Because older plants were not expected to operate for a long time, they did not have to be modernized to meet the same standards as new ones do today. Robert Pollard, a safety engineer with the Union of Concerned Scientists (UCS), points out that if the owners of Yankee Rowe were to build a duplicate of their plant next door to the original, it would not be allowed to open. If the design does not meet current standards, he asks, why should it be allowed to operate for another 20 years. Critics also question whether some of the older plants even meet the safety requirements they were supposed to meet when they were built.

Temperatures are a factor in the debate. The UCS says that safety equipment installed in Unit 1 at Nine Mile Point in New York, was designed to withstand a normal operating temperature of 150 degrees. The actual normal operating temperature has been 20 to 30 degrees higher. UCS also says the NRC has acknowl-edged that it has had difficulty determining which regulations apply to which plants, and which plants fail to comply. Also relevant to the issue is how long some parts will survive. Cables deteriorate with age but are nevertheless generally not inspected closely. Pipes erode and are not found in inspections. (For instance, in 1986 at Unit 2 of the Surry plant in Virginia, a large pipe ruptured, killing four workers, after years of erosion had gone unnoticed.)

And at other aging plants, years of neutron bombardment has increased the brittleness of their reactor vessels.

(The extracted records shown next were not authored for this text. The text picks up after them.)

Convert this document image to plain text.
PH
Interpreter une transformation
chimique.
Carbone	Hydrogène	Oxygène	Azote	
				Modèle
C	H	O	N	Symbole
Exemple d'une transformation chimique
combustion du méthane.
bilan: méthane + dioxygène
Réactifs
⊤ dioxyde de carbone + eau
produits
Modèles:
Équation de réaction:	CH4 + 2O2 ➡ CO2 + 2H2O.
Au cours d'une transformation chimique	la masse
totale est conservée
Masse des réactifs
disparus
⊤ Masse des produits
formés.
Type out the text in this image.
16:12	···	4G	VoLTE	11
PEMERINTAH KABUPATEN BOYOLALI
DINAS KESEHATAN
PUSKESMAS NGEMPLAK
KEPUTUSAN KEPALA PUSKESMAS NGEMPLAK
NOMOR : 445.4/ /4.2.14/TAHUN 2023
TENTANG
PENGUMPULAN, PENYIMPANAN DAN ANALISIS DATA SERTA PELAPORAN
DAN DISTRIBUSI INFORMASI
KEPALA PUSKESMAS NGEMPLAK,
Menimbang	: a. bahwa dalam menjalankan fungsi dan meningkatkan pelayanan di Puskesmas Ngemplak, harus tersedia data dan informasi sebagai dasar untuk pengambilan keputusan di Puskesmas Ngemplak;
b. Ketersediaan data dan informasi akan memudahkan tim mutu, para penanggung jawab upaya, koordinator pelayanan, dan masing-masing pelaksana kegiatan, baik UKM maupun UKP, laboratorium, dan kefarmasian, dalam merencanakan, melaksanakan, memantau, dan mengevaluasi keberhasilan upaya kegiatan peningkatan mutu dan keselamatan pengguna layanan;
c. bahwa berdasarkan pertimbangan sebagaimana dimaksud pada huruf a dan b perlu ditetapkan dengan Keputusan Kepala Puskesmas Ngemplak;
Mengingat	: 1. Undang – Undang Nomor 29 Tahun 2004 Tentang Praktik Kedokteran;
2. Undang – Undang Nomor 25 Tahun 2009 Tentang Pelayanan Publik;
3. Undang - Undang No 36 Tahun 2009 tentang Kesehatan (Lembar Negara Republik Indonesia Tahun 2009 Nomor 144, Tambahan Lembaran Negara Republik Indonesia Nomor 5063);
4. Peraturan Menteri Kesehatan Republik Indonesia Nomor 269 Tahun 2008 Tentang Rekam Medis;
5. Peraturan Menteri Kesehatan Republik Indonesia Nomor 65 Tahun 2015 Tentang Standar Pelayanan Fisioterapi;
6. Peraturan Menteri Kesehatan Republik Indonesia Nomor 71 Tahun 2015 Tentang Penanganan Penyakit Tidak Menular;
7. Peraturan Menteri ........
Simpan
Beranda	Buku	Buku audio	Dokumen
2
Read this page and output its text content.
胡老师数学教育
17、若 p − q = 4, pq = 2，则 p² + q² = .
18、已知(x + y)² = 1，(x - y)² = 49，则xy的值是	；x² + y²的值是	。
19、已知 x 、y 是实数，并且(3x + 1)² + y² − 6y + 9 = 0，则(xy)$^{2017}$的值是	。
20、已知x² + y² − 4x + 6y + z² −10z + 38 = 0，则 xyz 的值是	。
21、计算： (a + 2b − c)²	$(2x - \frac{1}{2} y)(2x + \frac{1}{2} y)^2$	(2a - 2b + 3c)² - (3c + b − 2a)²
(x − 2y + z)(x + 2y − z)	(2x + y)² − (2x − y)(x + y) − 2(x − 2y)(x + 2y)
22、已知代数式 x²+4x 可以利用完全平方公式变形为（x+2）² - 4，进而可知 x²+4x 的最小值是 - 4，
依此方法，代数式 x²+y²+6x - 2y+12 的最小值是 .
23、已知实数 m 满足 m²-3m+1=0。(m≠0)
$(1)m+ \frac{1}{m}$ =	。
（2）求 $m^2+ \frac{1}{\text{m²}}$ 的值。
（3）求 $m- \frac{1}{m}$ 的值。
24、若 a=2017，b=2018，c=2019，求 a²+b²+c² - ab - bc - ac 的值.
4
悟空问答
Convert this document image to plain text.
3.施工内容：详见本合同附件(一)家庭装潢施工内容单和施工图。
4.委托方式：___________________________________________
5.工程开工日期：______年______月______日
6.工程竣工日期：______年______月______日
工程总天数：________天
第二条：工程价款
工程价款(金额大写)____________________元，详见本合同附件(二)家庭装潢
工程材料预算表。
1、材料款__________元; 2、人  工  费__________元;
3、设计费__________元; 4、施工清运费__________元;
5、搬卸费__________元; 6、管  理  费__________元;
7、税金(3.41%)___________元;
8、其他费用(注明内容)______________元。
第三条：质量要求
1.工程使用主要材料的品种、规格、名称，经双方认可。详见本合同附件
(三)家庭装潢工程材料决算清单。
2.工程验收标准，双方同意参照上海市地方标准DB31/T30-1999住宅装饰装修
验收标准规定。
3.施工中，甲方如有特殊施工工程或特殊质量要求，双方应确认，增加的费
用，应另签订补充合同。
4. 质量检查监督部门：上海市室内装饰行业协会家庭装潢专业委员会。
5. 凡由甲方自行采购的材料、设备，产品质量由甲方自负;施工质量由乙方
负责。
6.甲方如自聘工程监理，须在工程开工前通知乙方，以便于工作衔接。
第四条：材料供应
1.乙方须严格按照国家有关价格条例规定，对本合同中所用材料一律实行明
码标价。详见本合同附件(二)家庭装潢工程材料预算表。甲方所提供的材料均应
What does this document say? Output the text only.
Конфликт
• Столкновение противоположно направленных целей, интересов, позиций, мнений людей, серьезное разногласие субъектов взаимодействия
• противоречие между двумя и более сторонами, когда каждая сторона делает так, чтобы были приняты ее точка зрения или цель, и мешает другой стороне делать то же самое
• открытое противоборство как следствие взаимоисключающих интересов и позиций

Of the 126 US reactors put into commercial operation thus far, 16 have been abandoned far short of their 40th birthdays. Indian Point-1 in New York, for example, was closed down in 1974, after only 12 years of operation, because federal regulators added a new requirement for an emergency cooling system. The utility decided it was impractical to add one. Dresden-1 in Illinois closed in 1978, after 19 years, because it was so highly contaminated with radioactivity. The 13-year-old Seco plant in California was closed in 1979, after the municipal utility district that owned it was forced to call for a referendum. The district's residents said they didn't want it.

The Yankee reactor in Massachusetts, though, was seen by the industry as a reactor that has operated "reliably", which was why it was chosen to apply first for a license extension. With the Yankee reactor shut down, the industry's next candidate is likely to be the Monticello reactor, a 564 MW boiling water reactor in Minnesota.